Art Deco Medicine Jars

Introduction: Art Deco Medicine Jars

About: I'm a freelance illustrator who likes to make fun crafty stuff in my free time :)

As a long-time sufferer of headaches, aches, and sniffles, I tend to collect a lot of OTC pills. I wanted to make pretty bottles that would help me cut down on buying too many duplicates of one kind of pain killer, make it obvious for me to see when I run out of something, and make it easier for my boyfriend to get me the right meds from the cabinet for whatever ails me. Now all I have to tell him is, "I have a headache," and without any further questions, he can grab the bottle that says "I have a headache."

These were a piece of cake to make, look super cute, and cost almost nothing. Win win win!

Materials Used:


Glass Jars

  • (substitute: baby food jars)

Tiny Scissors

  • (substitute: X-acto knife)

Measuring Tape

Avery 5163 Labels

  • (substitute: sticker paper or white paper and glue)

Optional: spray paint or acrylic paint

I found my glass jars at Hobby Lobby for about $1.25 each and thought they were the perfect look I was going for, but I also included some steps on how to use baby food jars if you have some lying around.

Step 1: Planning

1. Organize your pill bottles. Break them down into categories and figure out what you want to call them on the label.

  • (It was during this step that I realized A. I was out of Ibuprofen, and B. I needed to get another jar for when I got more Ibuprofen.)

2. Measure your jars with your measuring tape (I used my trusty Duck Tape!). Since I made a sticker for the front of the jar and the top, I had to know measurements for both.

  • The lid of the jar was about 1.5" in diameter. Based on the size of the jar itself, I decided I wanted to make my labels about 2" x 1". If your jars are rounded, make sure to keep in mind that the bigger the label is, the harder it will be to wrap it around the curved surface without it wrinkling. A baby food jar is actually easier for this than the circular jars because the baby food jar only curves in one direction.

Step 2: Label-Making

1. If you're Photoshop-savvy, you can design your own labels. I made the top labels 1"x1" and the front labels 1" x 2", then put them onto a template that would fit onto Avery 5163 sized labels. For the front of the label, I wanted to indicate the medicine's purpose, and for the top I decided to include the actual name of the pill.

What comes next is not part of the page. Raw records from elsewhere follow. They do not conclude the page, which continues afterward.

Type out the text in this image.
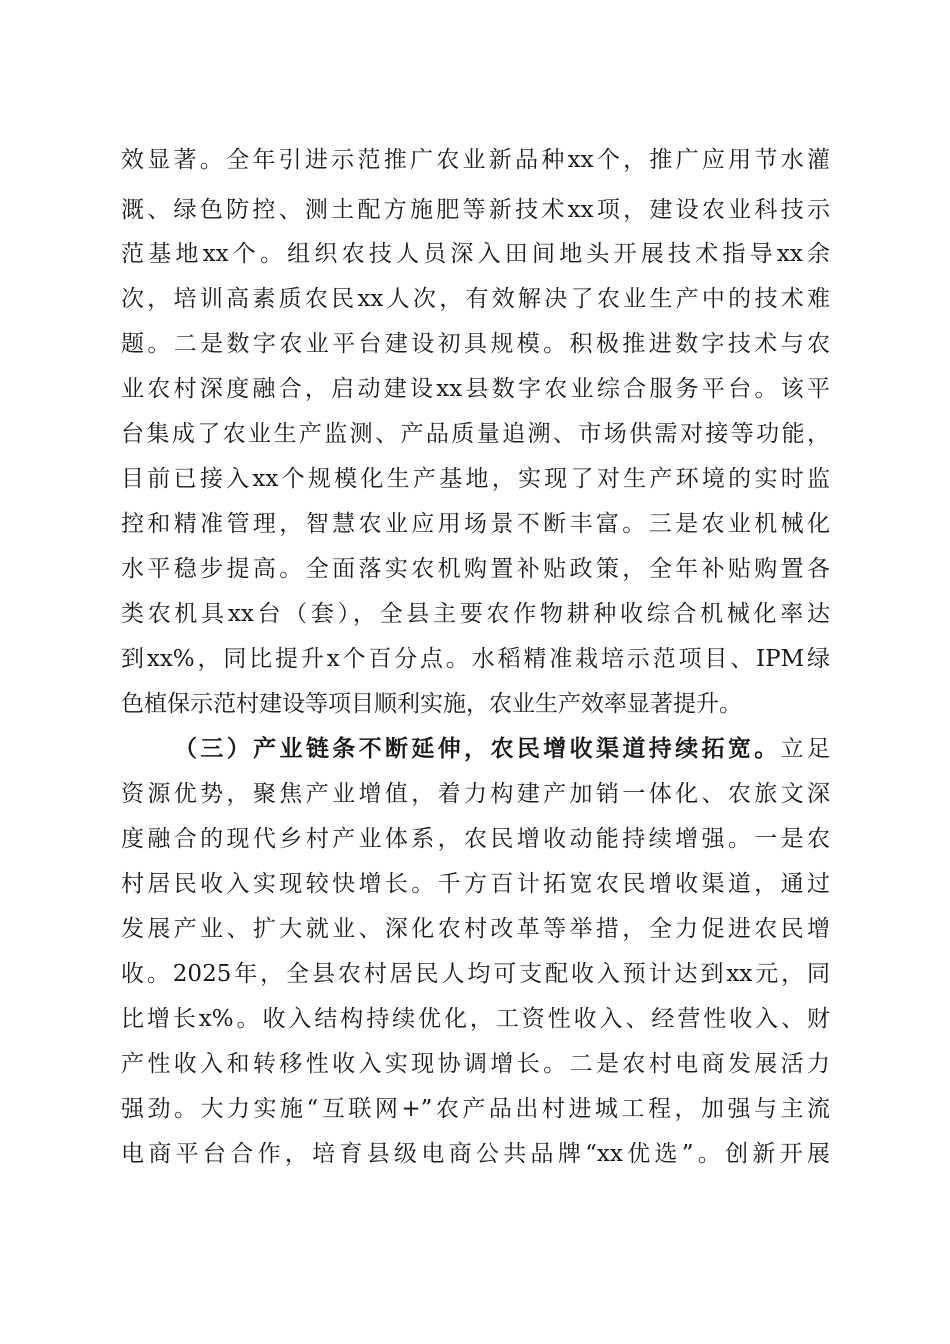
效显著。全年引进示范推广农业新品种xx个，推广应用节水灌
溉、绿色防控、测土配方施肥等新技术xx项，建设农业科技示
范基地xx个。组织农技人员深入田间地头开展技术指导xx余
次，培训高素质农民xx人次，有效解决了农业生产中的技术难
题。二是数字农业平台建设初具规模。积极推进数字技术与农
业农村深度融合，启动建设xx县数字农业综合服务平台。该平
台集成了农业生产监测、产品质量追溯、市场供需对接等功能，
目前已接入xx个规模化生产基地，实现了对生产环境的实时监
控和精准管理，智慧农业应用场景不断丰富。三是农业机械化
水平稳步提高。全面落实农机购置补贴政策，全年补贴购置各
类农机具xx台（套），全县主要农作物耕种收综合机械化率达
到xx%，同比提升x个百分点。水稻精准栽培示范项目、IPM绿
色植保示范村建设等项目顺利实施，农业生产效率显著提升。
（三）产业链条不断延伸，农民增收渠道持续拓宽。立足
资源优势，聚焦产业增值，着力构建产加销一体化、农旅文深
度融合的现代乡村产业体系，农民增收动能持续增强。一是农
村居民收入实现较快增长。千方百计拓宽农民增收渠道，通过
发展产业、扩大就业、深化农村改革等举措，全力促进农民增
收。2025年，全县农村居民人均可支配收入预计达到xx元，同
比增长x%。收入结构持续优化，工资性收入、经营性收入、财
产性收入和转移性收入实现协调增长。二是农村电商发展活力
强劲。大力实施“互联网+”农产品出村进城工程，加强与主流
电商平台合作，培育县级电商公共品牌“xx优选”。创新开展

  • If you aren't so good with Photoshop, I included the .PDF file for anyone who just wants to print those out and use the ones I made.
  • Or if you like the labels I made, but want to put your own text on them, I also included a .PSD file of the front label and the top label. Just adjust the color of the background on the label and plug in your own text for your medicine.
  • If you don't have access to Avery 5163 labels, you can just as easily print these onto a sheet of sticker paper, or even just plain printer paper and then glue them onto the jars.

2. Print the labels. I doubled up the template so it would print two copies of each label, just in case I messed up (which I didn't!).

3. Cut them out. You can use an X-acto knife or a small pair of scissors. In retrospect, I might have done a design that involved less intricate cutting, but I wasn't really thinking that far ahead when I designed the labels in the first place.

Step 3: Application

1. Once you have all your labels cut out, peel off the adhesive backing and stick them to your jars. For the front jar labels, I made sure the center was lined up, then smoothed out towards the edges to minimize wrinkling in the labels.

2. For the lid labels, screw the lid onto the jar before applying the label to make sure the label will be straight once the lid is on.

  • If you didn't have sticker paper and just printed your labels on regular printer paper, apply the glue to the back of the label. I recommend using a brush or a roller to apply your adhesive to make sure you can't see the squiggly lines through the glass. Make sure it's completely dried before handling your jar, as you don't want the label to slip out of place.

Step 4: Fill 'Er Up!

Fill the jars with the appropriate pills, and you're done! You've got yourself a unique set of medicine jars to keep your cabinet looking cute and organized.

Step 5: The Baby Food Jar Option

If you don't have any fancy jars, or just have a handful of baby food jars sitting around and want to use them for something, they work perfectly for this project too.

1. Print and cut your labels out like you did for the other project.

2. Apply the label to the front of the jar. This part is way easier on a baby food jar because it only curves in one direction, instead of curving side to side AND top to bottom.

3. To make it look less like a baby food jar, I decided to paint the lid. I had some baby blue acrylics easily on hand, so that's what I went with, though spray paint would work just as well.

4. After the paint is completely dry, apply the label to the top of the jar. If you know beforehand that you're using baby food jars, you can adjust the size of the label to fit it better, though I don't mind that it's a little small.

5. Fill with your pills, and you're done!